This Slaves review was written by Ben Duncan-Duggal, a GIGSoup contributor. Edited by Natalie Whitehouse
“We will not be playing at Dismaland on the 25th September. Some silly sausage pretending to be the organiser invited us to play a gig there and we naturally obliged. Turns out it wasn’t genuine. Got done, good and proper.
“All is not lost though. As we know many of you had made plans to pay us a visit we have decided to play our own show in Weston Super Mare that night anyway!”
And that was how the rising rock duo Slaves reacted to what was perhaps the first real setback they’d encountered since the beginning of their explosion in popularity. It’s an explosion which, in less than a year, has led them from playing tiny venues in places like Wolverton (yeah, me neither) to their first arena tour.
Yet, clearly, even rising stars clearly have to deal with their fair share of shit. The question was whether they could turn it into a good thing, a two fingers up to the promoter in question.
At first, it’s looking doubtful. The support set, by a local screamo band who assure us that “this is so last minute… like, 6 hours before,” is poor and poorly attended. The two weren’t necessarily related, but neither helped each other. Standing in an empty nightclub above a row of kebab shops in Weston-Super-Mare, listening to a band which sounded like Slipknot without the passion or aggression, it was easy for the crowd to wonder why they’d bothered.

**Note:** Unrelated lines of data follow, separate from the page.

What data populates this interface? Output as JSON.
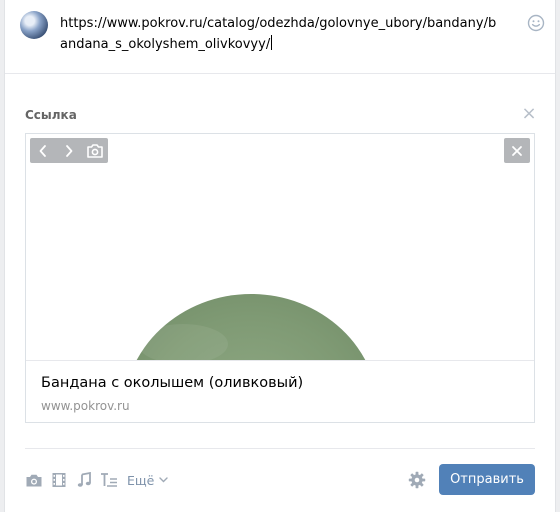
{
  "composer": {
    "text": "https://www.pokrov.ru/catalog/odezhda/golovnye_ubory/bandany/bandana_s_okolyshem_olivkovyy/",
    "avatar_icon": "user-avatar",
    "emoji_icon": "smile-icon"
  },
  "attachment": {
    "section_title": "Ссылка",
    "card": {
      "title": "Бандана с околышем (оливковый)",
      "domain": "www.pokrov.ru",
      "image_controls": [
        "prev-arrow-icon",
        "next-arrow-icon",
        "camera-icon"
      ],
      "remove_icon": "close-icon"
    }
  },
  "toolbar": {
    "items": [
      "camera-icon",
      "film-icon",
      "music-note-icon",
      "text-format-icon"
    ],
    "more_label": "Ещё",
    "settings_icon": "gear-icon",
    "send_label": "Отправить"
  },
  "colors": {
    "accent": "#5181b8",
    "link_muted": "#7f93ab",
    "icon_gray": "#a0aab6"
  }
}
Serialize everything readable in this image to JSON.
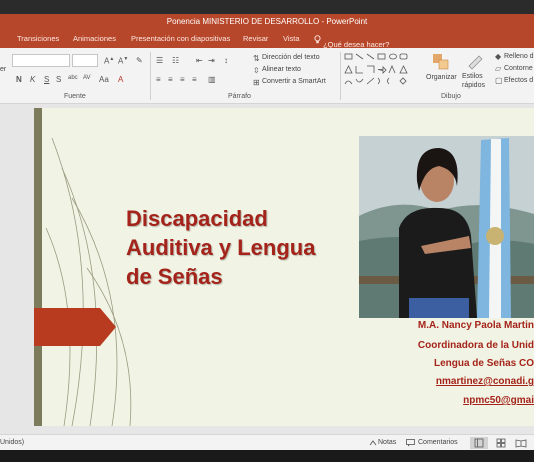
{
  "window": {
    "title": "Ponencia MINISTERIO DE DESARROLLO - PowerPoint",
    "accent": "#b7472a"
  },
  "tabs": [
    {
      "label": "Transiciones"
    },
    {
      "label": "Animaciones"
    },
    {
      "label": "Presentación con diapositivas"
    },
    {
      "label": "Revisar"
    },
    {
      "label": "Vista"
    }
  ],
  "tell_me": {
    "label": "¿Qué desea hacer?",
    "icon": "lightbulb-icon"
  },
  "ribbon": {
    "font_group": {
      "label": "Fuente",
      "cut_letter": "er"
    },
    "paragraph_group": {
      "label": "Párrafo",
      "text_direction": "Dirección del texto",
      "align_text": "Alinear texto",
      "smartart": "Convertir a SmartArt"
    },
    "drawing_group": {
      "label": "Dibujo",
      "arrange": "Organizar",
      "quick_styles": "Estilos rápidos",
      "shape_fill": "Relleno d",
      "shape_outline": "Contorne",
      "shape_effects": "Efectos d"
    }
  },
  "slide": {
    "title": "Discapacidad\nAuditiva y Lengua\nde Señas",
    "title_color": "#a4231a",
    "info_lines": [
      {
        "text": "M.A. Nancy Paola Martin"
      },
      {
        "text": "Coordinadora de la Unid"
      },
      {
        "text": "Lengua de Señas CO"
      },
      {
        "text": "nmartinez@conadi.g"
      },
      {
        "text": "npmc50@gmai"
      }
    ]
  },
  "status": {
    "language": "Unidos)",
    "notes": "Notas",
    "comments": "Comentarios"
  }
}
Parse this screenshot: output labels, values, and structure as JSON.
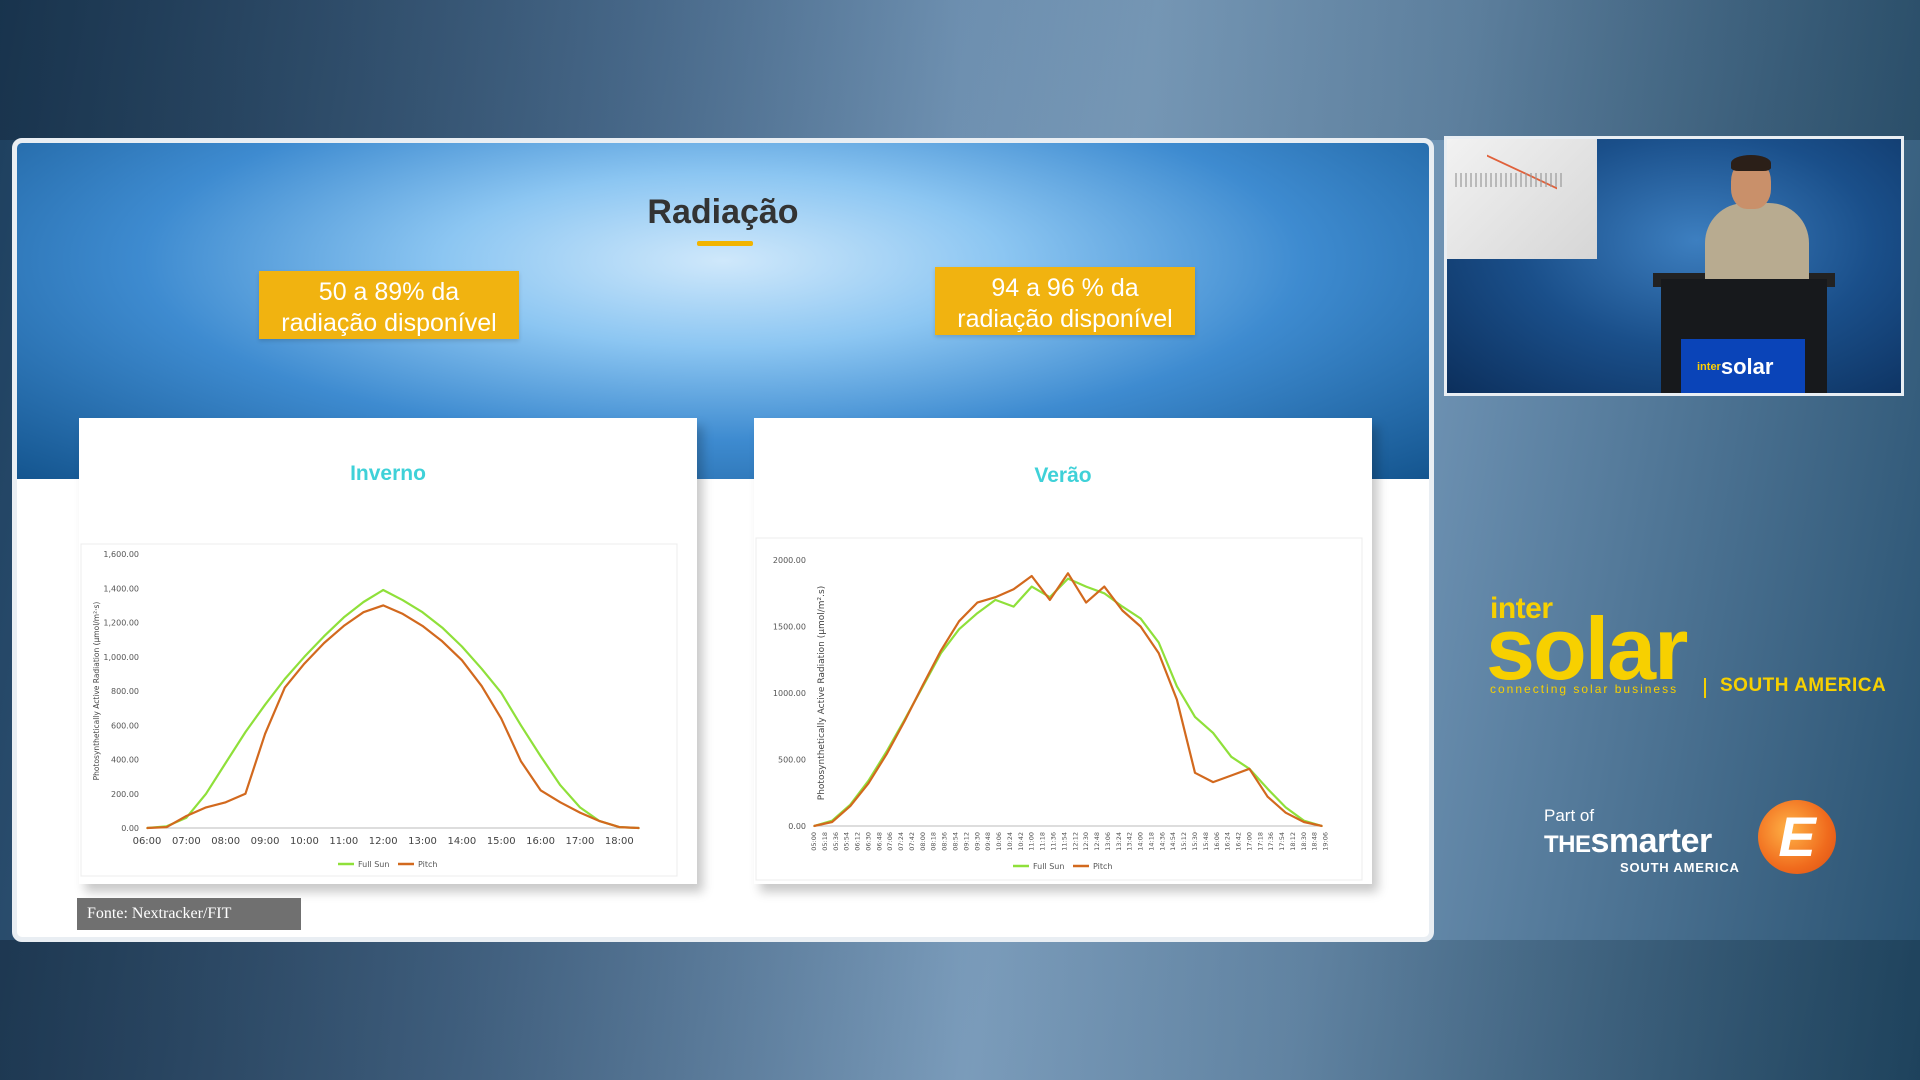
{
  "slide": {
    "title": "Radiação",
    "callouts": {
      "left": "50 a 89% da radiação disponível",
      "right": "94 a 96 % da radiação disponível"
    },
    "source_note": "Fonte: Nextracker/FIT"
  },
  "colors": {
    "callout": "#f1b310",
    "panel_title": "#3fd1d8",
    "full_sun": "#8fe03a",
    "pitch": "#d2691e"
  },
  "chart_data": [
    {
      "type": "line",
      "title": "Inverno",
      "ylabel": "Photosynthetically Active Radiation (μmol/m²·s)",
      "ylim": [
        0,
        1600
      ],
      "yticks": [
        "0.00",
        "200.00",
        "400.00",
        "600.00",
        "800.00",
        "1,000.00",
        "1,200.00",
        "1,400.00",
        "1,600.00"
      ],
      "xticks": [
        "06:00",
        "07:00",
        "08:00",
        "09:00",
        "10:00",
        "11:00",
        "12:00",
        "13:00",
        "14:00",
        "15:00",
        "16:00",
        "17:00",
        "18:00"
      ],
      "legend": [
        "Full Sun",
        "Pitch"
      ],
      "x": [
        "06:00",
        "06:30",
        "07:00",
        "07:30",
        "08:00",
        "08:30",
        "09:00",
        "09:30",
        "10:00",
        "10:30",
        "11:00",
        "11:30",
        "12:00",
        "12:30",
        "13:00",
        "13:30",
        "14:00",
        "14:30",
        "15:00",
        "15:30",
        "16:00",
        "16:30",
        "17:00",
        "17:30",
        "18:00",
        "18:30"
      ],
      "series": [
        {
          "name": "Full Sun",
          "values": [
            0,
            10,
            60,
            200,
            380,
            560,
            720,
            870,
            1000,
            1120,
            1230,
            1320,
            1390,
            1330,
            1260,
            1170,
            1060,
            930,
            790,
            600,
            420,
            250,
            120,
            40,
            5,
            0
          ]
        },
        {
          "name": "Pitch",
          "values": [
            0,
            5,
            70,
            120,
            150,
            200,
            550,
            820,
            960,
            1080,
            1180,
            1260,
            1300,
            1250,
            1180,
            1090,
            980,
            830,
            640,
            390,
            220,
            150,
            90,
            40,
            5,
            0
          ]
        }
      ]
    },
    {
      "type": "line",
      "title": "Verão",
      "ylabel": "Photosynthetically Active Radiation (μmol/m².s)",
      "ylim": [
        0,
        2000
      ],
      "yticks": [
        "0.00",
        "500.00",
        "1000.00",
        "1500.00",
        "2000.00"
      ],
      "xticks": [
        "05:00",
        "05:18",
        "05:36",
        "05:54",
        "06:12",
        "06:30",
        "06:48",
        "07:06",
        "07:24",
        "07:42",
        "08:00",
        "08:18",
        "08:36",
        "08:54",
        "09:12",
        "09:30",
        "09:48",
        "10:06",
        "10:24",
        "10:42",
        "11:00",
        "11:18",
        "11:36",
        "11:54",
        "12:12",
        "12:30",
        "12:48",
        "13:06",
        "13:24",
        "13:42",
        "14:00",
        "14:18",
        "14:36",
        "14:54",
        "15:12",
        "15:30",
        "15:48",
        "16:06",
        "16:24",
        "16:42",
        "17:00",
        "17:18",
        "17:36",
        "17:54",
        "18:12",
        "18:30",
        "18:48",
        "19:06"
      ],
      "legend": [
        "Full Sun",
        "Pitch"
      ],
      "x": [
        "05:00",
        "05:30",
        "06:00",
        "06:30",
        "07:00",
        "07:30",
        "08:00",
        "08:30",
        "09:00",
        "09:30",
        "10:00",
        "10:30",
        "11:00",
        "11:30",
        "12:00",
        "12:30",
        "13:00",
        "13:30",
        "14:00",
        "14:30",
        "15:00",
        "15:30",
        "16:00",
        "16:30",
        "17:00",
        "17:30",
        "18:00",
        "18:30",
        "19:00"
      ],
      "series": [
        {
          "name": "Full Sun",
          "values": [
            0,
            40,
            160,
            340,
            560,
            800,
            1050,
            1300,
            1480,
            1600,
            1700,
            1650,
            1800,
            1720,
            1860,
            1800,
            1750,
            1650,
            1560,
            1380,
            1050,
            820,
            700,
            520,
            430,
            280,
            140,
            40,
            0
          ]
        },
        {
          "name": "Pitch",
          "values": [
            0,
            30,
            150,
            320,
            540,
            790,
            1060,
            1320,
            1540,
            1680,
            1720,
            1780,
            1880,
            1700,
            1900,
            1680,
            1800,
            1620,
            1500,
            1300,
            950,
            400,
            330,
            380,
            430,
            220,
            100,
            30,
            0
          ]
        }
      ]
    }
  ],
  "branding": {
    "intersolar_prefix": "inter",
    "intersolar_name": "solar",
    "tagline": "connecting solar business",
    "region": "SOUTH AMERICA",
    "part_of": "Part of",
    "smarter_the": "THE",
    "smarter_name": "smarter",
    "smarter_region": "SOUTH AMERICA",
    "smarter_letter": "E"
  },
  "video": {
    "podium_brand": "solar",
    "podium_prefix": "inter"
  }
}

In hindsight, these thoughts seem stupid. A listen to any of Slaves’ recorded material reveals that. It is simply made for being played live (it is punk, after all). It builds and then drops, patterns familiar to young people who might not otherwise be interested in guitar music. It’s quick. It doesn’t hold off on the overdrive. There’s shouting; but never screaming. There’s a sharp contrast between verse and chorus.
The crowd responds in kind, elbows flying. Halfway through the gig I go to the bar to get a drink of water and stand by the side of the stage drinking it. There, almost from the band’s perspective, the energy is clear; the crowd does not appear to be a collection of individuals. It is instead one being, a mass of humanity. And they’re all moving in exactly the same way.
And it’s not as if Slaves have peaked. That show makes this clear, by showing their debut album, released this year, as their best work so far. Pieces of it are littered throughout the set: from the 100 ton hit of ‘The Hunter’ as the opener to the intimate mid set breather of ‘Are You Satisfied?’
All these pieces show the diversity of the band, even within a genre can be as restrictive as punk. Slaves are energetic, and they are always energetic, but they never let that quest for energy restrict them. They show, like many of the best bands from history, that there are many different routes to the same feeling.